To wit, a few blog posts ago (on another blog) I mentioned I bought a Wandboard for one of my projects. I have to say, the thing has grown on me; I love it. Its become my little workhorse.

While shopping around for it, I thought, given its specs, it might make for a good cluster node. Being a bit more powerful then the Udoo Quads I own, which would be another good choice for a low-rent cluster as well. Anyhow, I stumbled across the University of Witwatersrand‘s High Energy Physics Group’s Wandboard cluster and thought, “…well ok then… someone else thought so too”.
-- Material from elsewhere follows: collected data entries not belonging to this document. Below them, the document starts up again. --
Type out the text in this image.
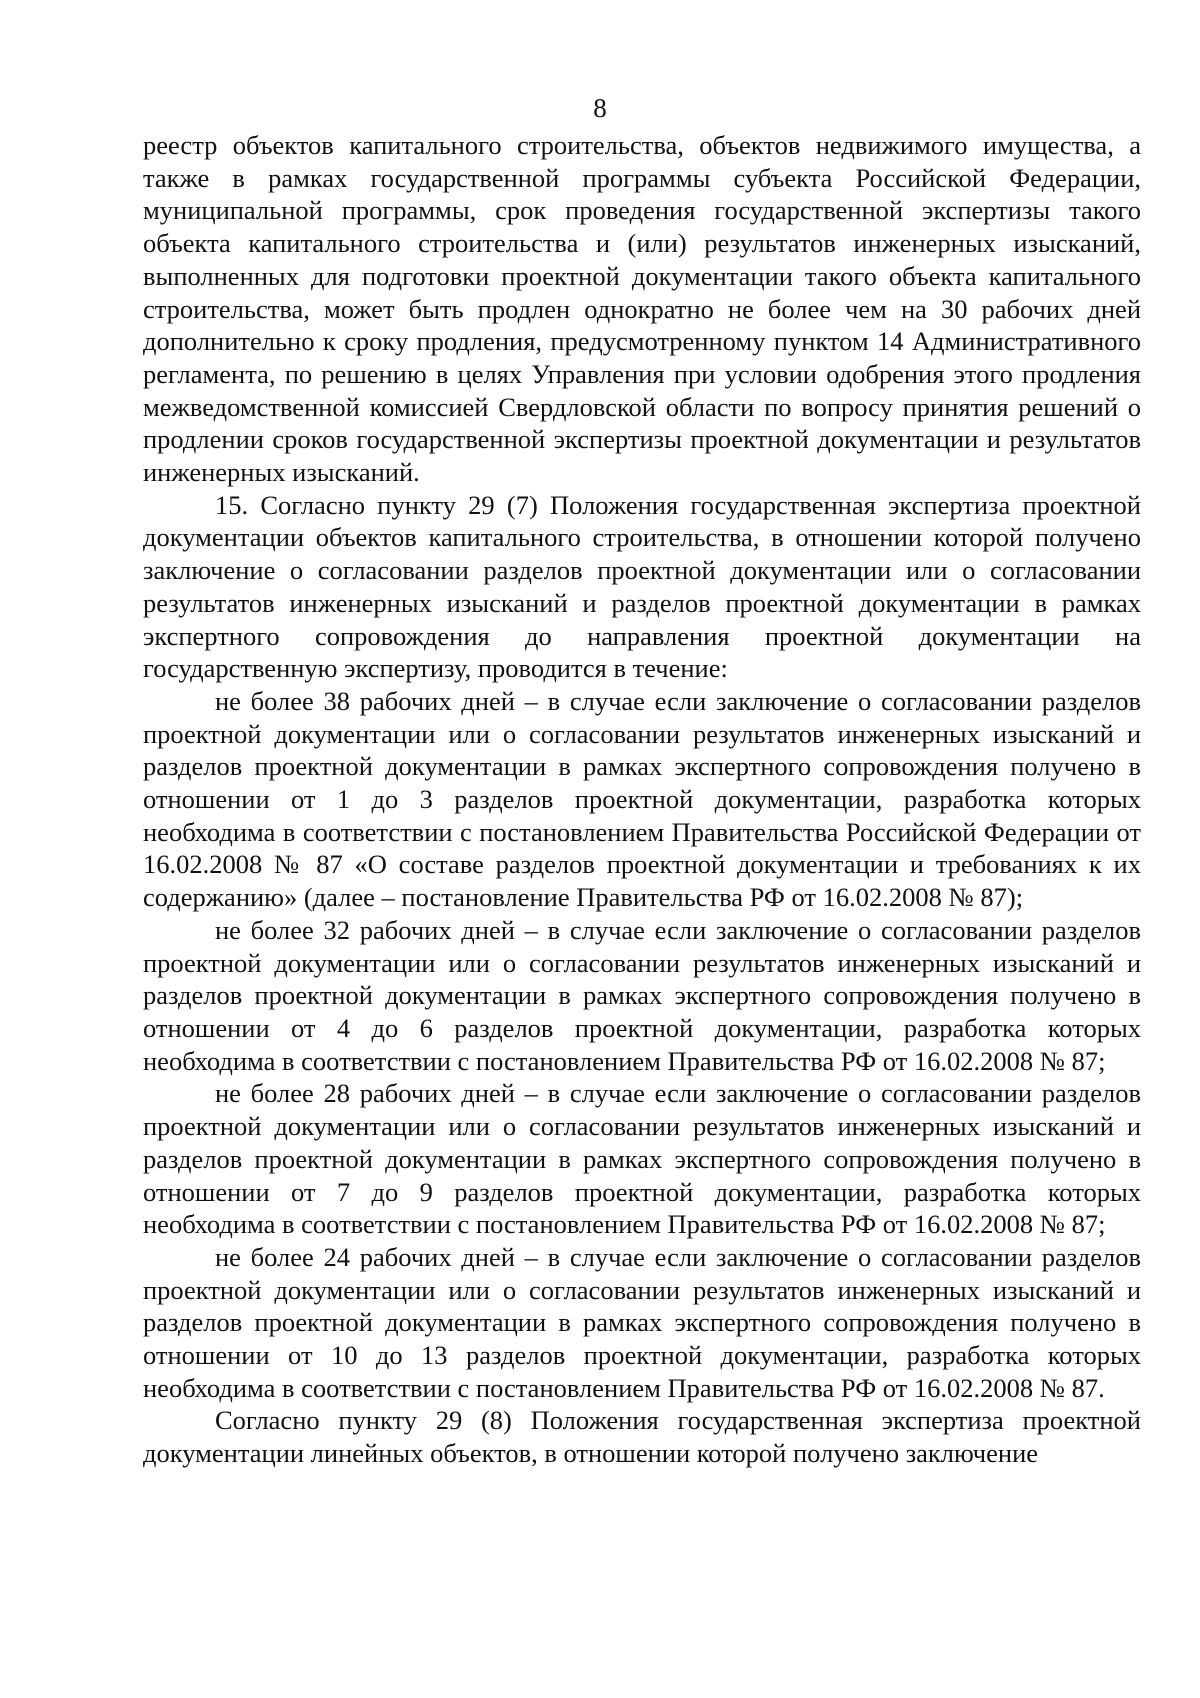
8

реестр объектов капитального строительства, объектов недвижимого имущества, а также в рамках государственной программы субъекта Российской Федерации, муниципальной программы, срок проведения государственной экспертизы такого объекта капитального строительства и (или) результатов инженерных изысканий, выполненных для подготовки проектной документации такого объекта капитального строительства, может быть продлен однократно не более чем на 30 рабочих дней дополнительно к сроку продления, предусмотренному пунктом 14 Административного регламента, по решению в целях Управления при условии одобрения этого продления межведомственной комиссией Свердловской области по вопросу принятия решений о продлении сроков государственной экспертизы проектной документации и результатов инженерных изысканий.

15. Согласно пункту 29 (7) Положения государственная экспертиза проектной документации объектов капитального строительства, в отношении которой получено заключение о согласовании разделов проектной документации или о согласовании результатов инженерных изысканий и разделов проектной документации в рамках экспертного сопровождения до направления проектной документации на государственную экспертизу, проводится в течение:

не более 38 рабочих дней – в случае если заключение о согласовании разделов проектной документации или о согласовании результатов инженерных изысканий и разделов проектной документации в рамках экспертного сопровождения получено в отношении от 1 до 3 разделов проектной документации, разработка которых необходима в соответствии с постановлением Правительства Российской Федерации от 16.02.2008 № 87 «О составе разделов проектной документации и требованиях к их содержанию» (далее – постановление Правительства РФ от 16.02.2008 № 87);

не более 32 рабочих дней – в случае если заключение о согласовании разделов проектной документации или о согласовании результатов инженерных изысканий и разделов проектной документации в рамках экспертного сопровождения получено в отношении от 4 до 6 разделов проектной документации, разработка которых необходима в соответствии с постановлением Правительства РФ от 16.02.2008 № 87;

не более 28 рабочих дней – в случае если заключение о согласовании разделов проектной документации или о согласовании результатов инженерных изысканий и разделов проектной документации в рамках экспертного сопровождения получено в отношении от 7 до 9 разделов проектной документации, разработка которых необходима в соответствии с постановлением Правительства РФ от 16.02.2008 № 87;

не более 24 рабочих дней – в случае если заключение о согласовании разделов проектной документации или о согласовании результатов инженерных изысканий и разделов проектной документации в рамках экспертного сопровождения получено в отношении от 10 до 13 разделов проектной документации, разработка которых необходима в соответствии с постановлением Правительства РФ от 16.02.2008 № 87.

Согласно пункту 29 (8) Положения государственная экспертиза проектной документации линейных объектов, в отношении которой получено заключение
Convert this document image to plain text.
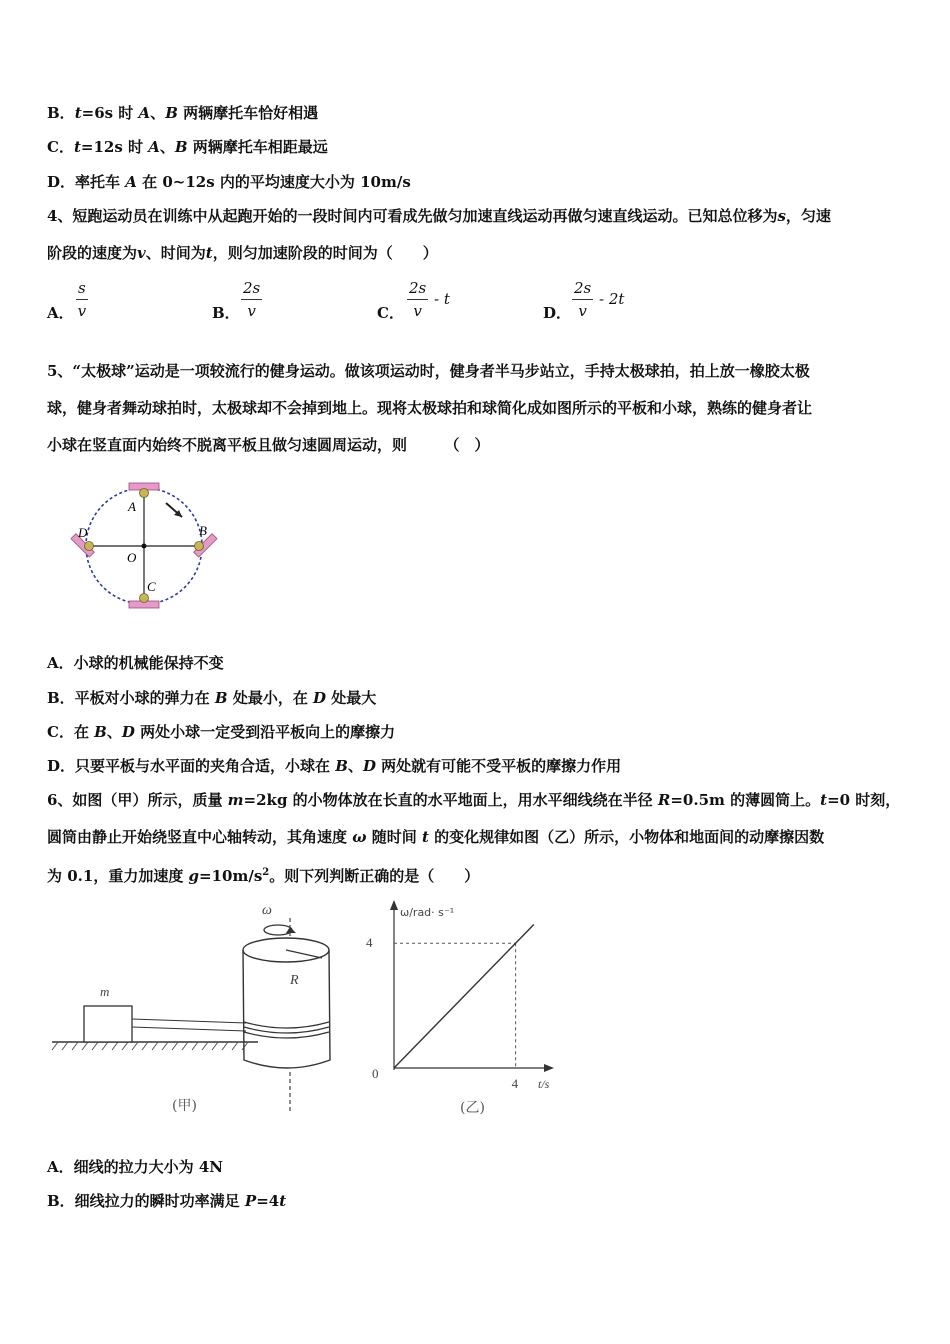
B．t=6s 时 A、B 两辆摩托车恰好相遇
C．t=12s 时 A、B 两辆摩托车相距最远
D．率托车 A 在 0~12s 内的平均速度大小为 10m/s
4、短跑运动员在训练中从起跑开始的一段时间内可看成先做匀加速直线运动再做匀速直线运动。已知总位移为s，匀速
阶段的速度为v、时间为t，则匀加速阶段的时间为（　　）
A．
s
v	B．
2s
v	C．
2s
v
- t
D．
2s
v
- 2t
5、“太极球”运动是一项较流行的健身运动。做该项运动时，健身者半马步站立，手持太极球拍，拍上放一橡胶太极
球，健身者舞动球拍时，太极球却不会掉到地上。现将太极球拍和球简化成如图所示的平板和小球，熟练的健身者让
小球在竖直面内始终不脱离平板且做匀速圆周运动，则　　　（　）
A
B
C
D
O
A．小球的机械能保持不变
B．平板对小球的弹力在 B 处最小，在 D 处最大
C．在 B、D 两处小球一定受到沿平板向上的摩擦力
D．只要平板与水平面的夹角合适，小球在 B、D 两处就有可能不受平板的摩擦力作用
6、如图（甲）所示，质量 m=2kg 的小物体放在长直的水平地面上，用水平细线绕在半径 R=0.5m 的薄圆筒上。t=0 时刻，
圆筒由静止开始绕竖直中心轴转动，其角速度 ω 随时间 t 的变化规律如图（乙）所示，小物体和地面间的动摩擦因数
为 0.1，重力加速度 $g=10m/s^2$。则下列判断正确的是（　　）
m
R
ω
(甲)
ω/rad· s⁻¹
t/s
0
4
4
(乙)
A．细线的拉力大小为 4N
B．细线拉力的瞬时功率满足 P=4t
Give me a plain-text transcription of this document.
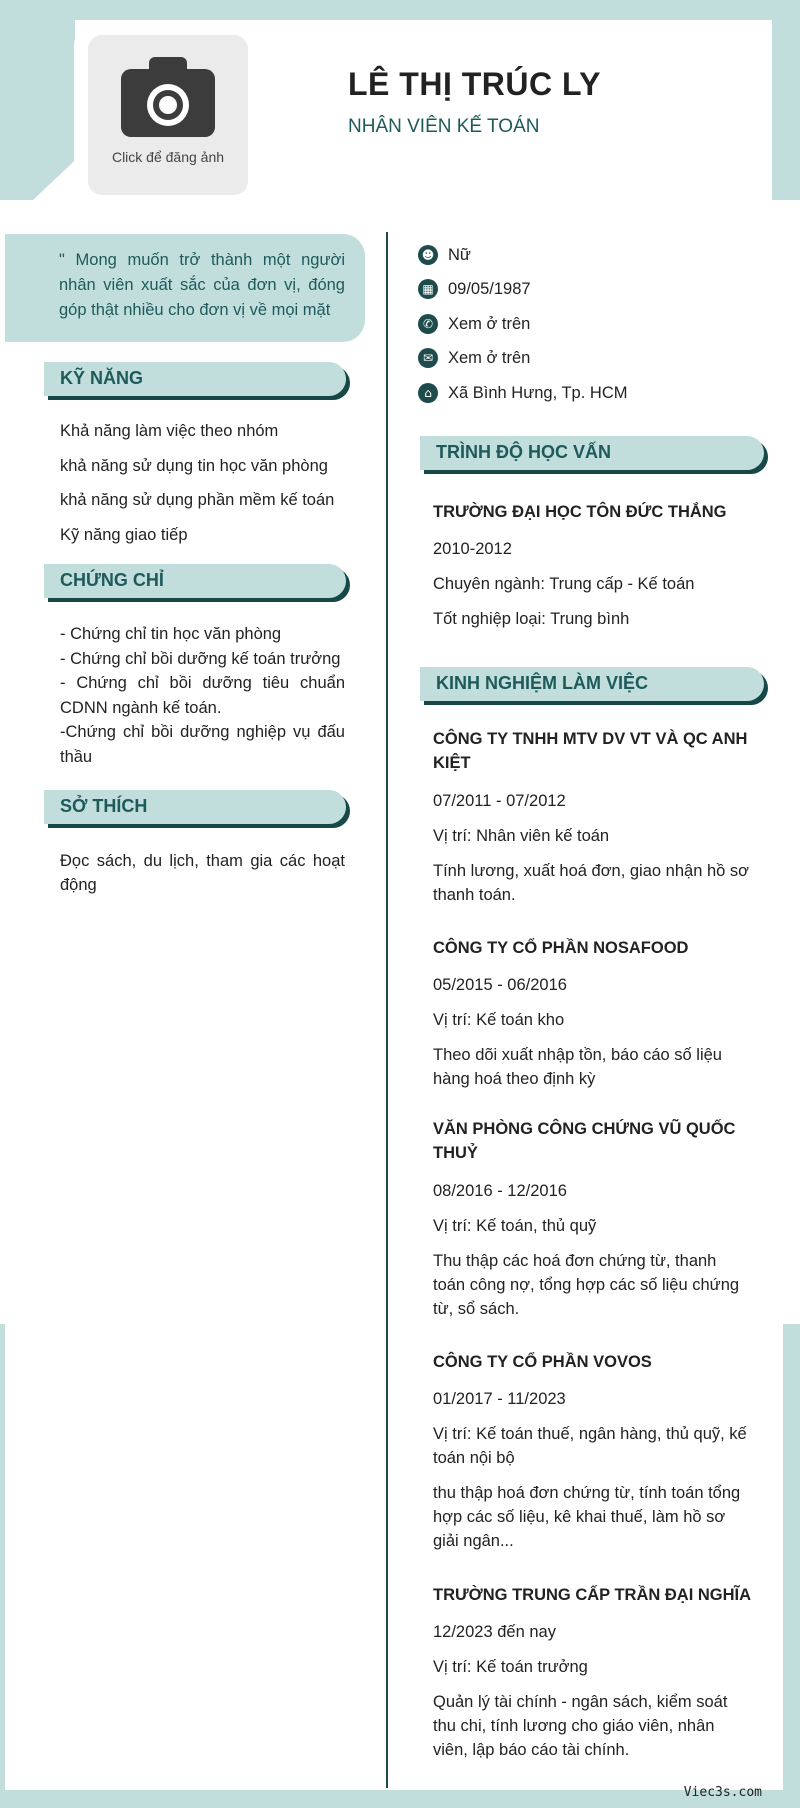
Click để đăng ảnh
LÊ THỊ TRÚC LY
NHÂN VIÊN KẾ TOÁN

" Mong muốn trở thành một người nhân viên xuất sắc của đơn vị, đóng góp thật nhiều cho đơn vị về mọi mặt

KỸ NĂNG
Khả năng làm việc theo nhóm
khả năng sử dụng tin học văn phòng
khả năng sử dụng phần mềm kế toán
Kỹ năng giao tiếp
CHỨNG CHỈ
- Chứng chỉ tin học văn phòng
- Chứng chỉ bồi dưỡng kế toán trưởng
- Chứng chỉ bồi dưỡng tiêu chuẩn CDNN ngành kế toán.
-Chứng chỉ bồi dưỡng nghiệp vụ đấu thầu
SỞ THÍCH
Đọc sách, du lịch, tham gia các hoạt động
☻ Nữ
▦ 09/05/1987
✆ Xem ở trên
✉ Xem ở trên
⌂ Xã Bình Hưng, Tp. HCM
TRÌNH ĐỘ HỌC VẤN
TRƯỜNG ĐẠI HỌC TÔN ĐỨC THẮNG
2010-2012
Chuyên ngành: Trung cấp - Kế toán
Tốt nghiệp loại: Trung bình
KINH NGHIỆM LÀM VIỆC
CÔNG TY TNHH MTV DV VT VÀ QC ANH KIỆT
07/2011 - 07/2012
Vị trí: Nhân viên kế toán
Tính lương, xuất hoá đơn, giao nhận hồ sơ thanh toán.
CÔNG TY CỔ PHẦN NOSAFOOD
05/2015 - 06/2016
Vị trí: Kế toán kho
Theo dõi xuất nhập tồn, báo cáo số liệu hàng hoá theo định kỳ
VĂN PHÒNG CÔNG CHỨNG VŨ QUỐC THUỶ
08/2016 - 12/2016
Vị trí: Kế toán, thủ quỹ
Thu thập các hoá đơn chứng từ, thanh toán công nợ, tổng hợp các số liệu chứng từ, sổ sách.
CÔNG TY CỔ PHẦN VOVOS
01/2017 - 11/2023
Vị trí: Kế toán thuế, ngân hàng, thủ quỹ, kế toán nội bộ
thu thập hoá đơn chứng từ, tính toán tổng hợp các số liệu, kê khai thuế, làm hồ sơ giải ngân...
TRƯỜNG TRUNG CẤP TRẦN ĐẠI NGHĨA
12/2023 đến nay
Vị trí: Kế toán trưởng
Quản lý tài chính - ngân sách, kiểm soát thu chi, tính lương cho giáo viên, nhân viên, lập báo cáo tài chính.
Viec3s.com
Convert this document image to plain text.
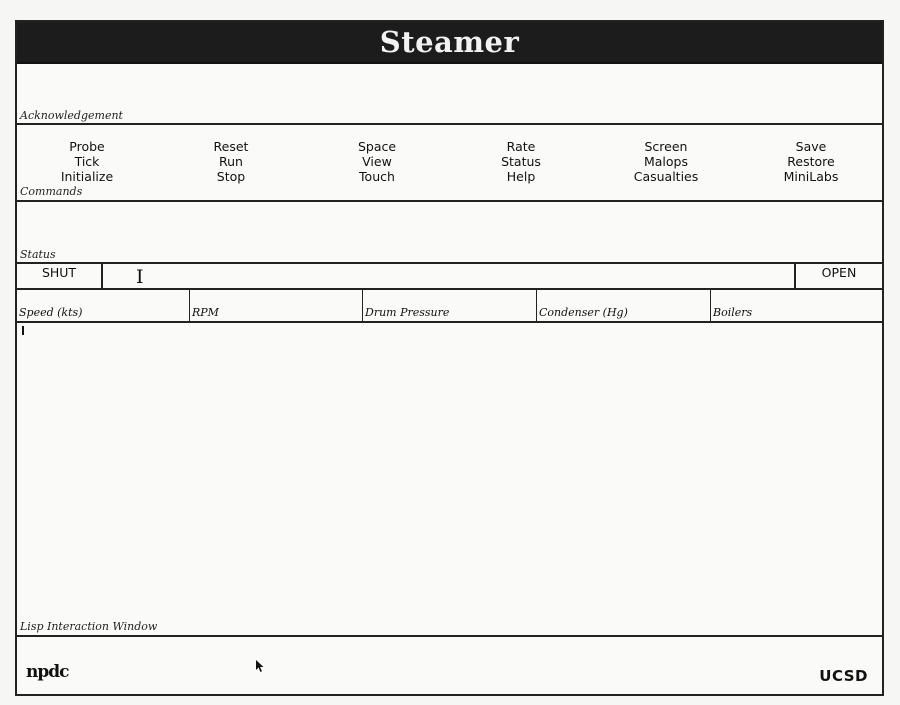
Steamer
Acknowledgement
Probe
Tick
Initialize
Reset
Run
Stop
Space
View
Touch
Rate
Status
Help
Screen
Malops
Casualties
Save
Restore
MiniLabs
Commands
Status
SHUT	I	OPEN
Speed (kts)	RPM	Drum Pressure	Condenser (Hg)	Boilers
Lisp Interaction Window
npdc	UCSD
So, yay, my nVidia Jetson TK1 arrived today, woohoo… 192 CUDA cores, it has most of the same important specs of the Wandboard, plus… 192 CUDA GPU cores! Given the state of computational science these days and everyone running to GPU’s for math or computation heavy tasks, I thought… hmm… might make a nice cluster node.

nVidia's Jetson TK1 Board

nVidia’s Jetson TK1 Dev board

Turns out, darn it… U of Witwatersrand thought so too… they just installed an 11 node Jetson cluster and are currently running performance tests on it. They are speculating that they are going to get some 3850 GFLOPS out of the cluster.

Hummpff… go figure… wish I had 11 Jetsons. 🙂

Hmm… ok then…

If anyone is reading my blog and recalls, I once opined on the state of semi-conductor technology, most notably how physicists and engineers extended the life of silicon transistors instead of having to resort to much more expensive gallium arsenide. I also mentioned that its likely that the performance envelope of silicon has probably been reached unless someone comes up with a good idea like the last “doping” process.

Well, Stanford beat everyone to the punch with a way to make gallium arsenide cheaper.

According to Aneesh Nainani at Stanford, the average gallium arsenide 8in disc, cost about $5000 while the average silicon 8in disc costs about $5, you can see the problem reaching an on par economy of scale using gallium.

However, Stanford found a solution that will dramatically reduce the cost… see here… for details.